Contoh jurnalisme advokasi
Apakah yang dapat dijalankan kalangan jurnalis ketika menghadapi peristiwa sosial
semacam ini? Haruskah para jurnalis sekadar berdiam diri dengan berdalih pada
objektivitas pemberitaan? Apakah jurnalis harus membela atau mengadvokasi para guru
yang berada dalam situasi dipinggirkan? Memang, jurnalisme dan advokasi merupakan
dua hal yang sangat berlainan. Jurnalisme adalah aktivitas mengumpulkan dan
menyebarkan fakta dalam bentuk berita. Kegiatan ini dilakukan jurnalis yang bekerja
dalam lembaga media massa. Advokasi merupakan tindakan pembelaan yang dijalankan
aktivis sosial untuk mendukung perjuangan mereka yang dilemahkan. Jurnalisme
menuntut wartawan mempraktikkan objektivitas. Advokasi menuntut aktivis menjalankan
dukungan berdasarkan pada subjektivitas. Dalam jurnalisme, KAMG yang membongkar
kecurangan pelaksanaan UN itu disebut sebagai ”peniup peluit” (whistleblower). Mereka
melaporkan ketidakberesan kepada pihak yang berwenang supaya ada tindakan korektif
untuk memperbaiki keadaan. Jika pihak yang memiliki otoritas justru menyudutkan
kedudukan mereka, dengan dalih mencermarkan nama baik misalnya, selayaknya jurnalis
mengadvokasi whistleblower ini. Bukan untuk menciptakan sensasi atau menambah
kontroversi jika jurnalis melakukan advokasi. Tujuan jurnalis dalam kasus ini adalah
membeberkan peristiwa beraroma skandal yang menggerogoti dunia pendidikan.
tugas





Pelajari tentang Jurnalisme Advokasi dari berbagai sumber.

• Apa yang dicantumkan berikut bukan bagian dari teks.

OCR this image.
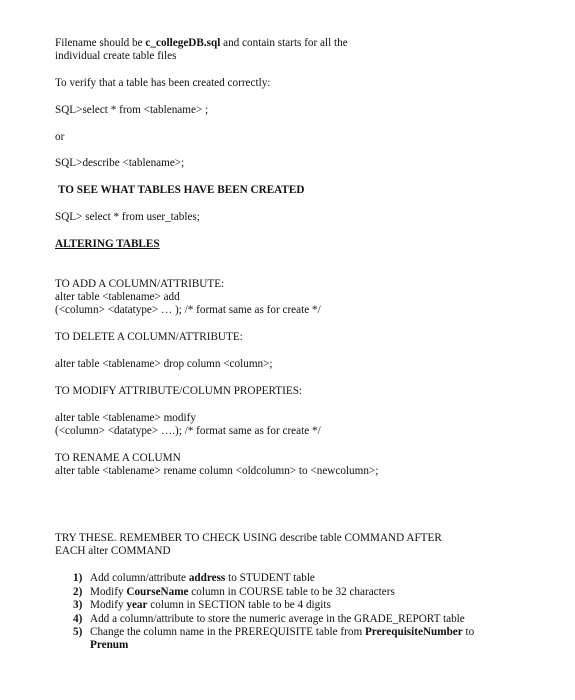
Filename should be c_collegeDB.sql and contain starts for all the
individual create table files
To verify that a table has been created correctly:
SQL>select * from <tablename> ;
or
SQL>describe <tablename>;
TO SEE WHAT TABLES HAVE BEEN CREATED
SQL> select * from user_tables;
ALTERING TABLES
TO ADD A COLUMN/ATTRIBUTE:
alter table <tablename> add
(<column> <datatype> … ); /* format same as for create */
TO DELETE A COLUMN/ATTRIBUTE:
alter table <tablename> drop column <column>;
TO MODIFY ATTRIBUTE/COLUMN PROPERTIES:
alter table <tablename> modify
(<column> <datatype> ….); /* format same as for create */
TO RENAME A COLUMN
alter table <tablename> rename column <oldcolumn> to <newcolumn>;
TRY THESE. REMEMBER TO CHECK USING describe table COMMAND AFTER
EACH alter COMMAND
1) Add column/attribute address to STUDENT table
2) Modify CourseName column in COURSE table to be 32 characters
3) Modify year column in SECTION table to be 4 digits
4) Add a column/attribute to store the numeric average in the GRADE_REPORT table
5) Change the column name in the PREREQUISITE table from PrerequisiteNumber to
Prenum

Buatlah analisis terhadap suatu berita yang bersifat advokasi di media
massa (Koran/ TV/ Internet/ Radio, dll)
Analisis diketik di kertas A4 minimal 1000 kata kemudian diprint dan
dikumpulkan ke meja administrasi prodi ilmu komunikasi maksimal
tanggal 9 Desember 2014 jam 12:00 WIB, lampirkan sumber berita
yang dianalisis.
Tugas dikerjakan secara berkelompok maksimal 3 orang.
Segala kecurangan tidak akan mendapat nilai.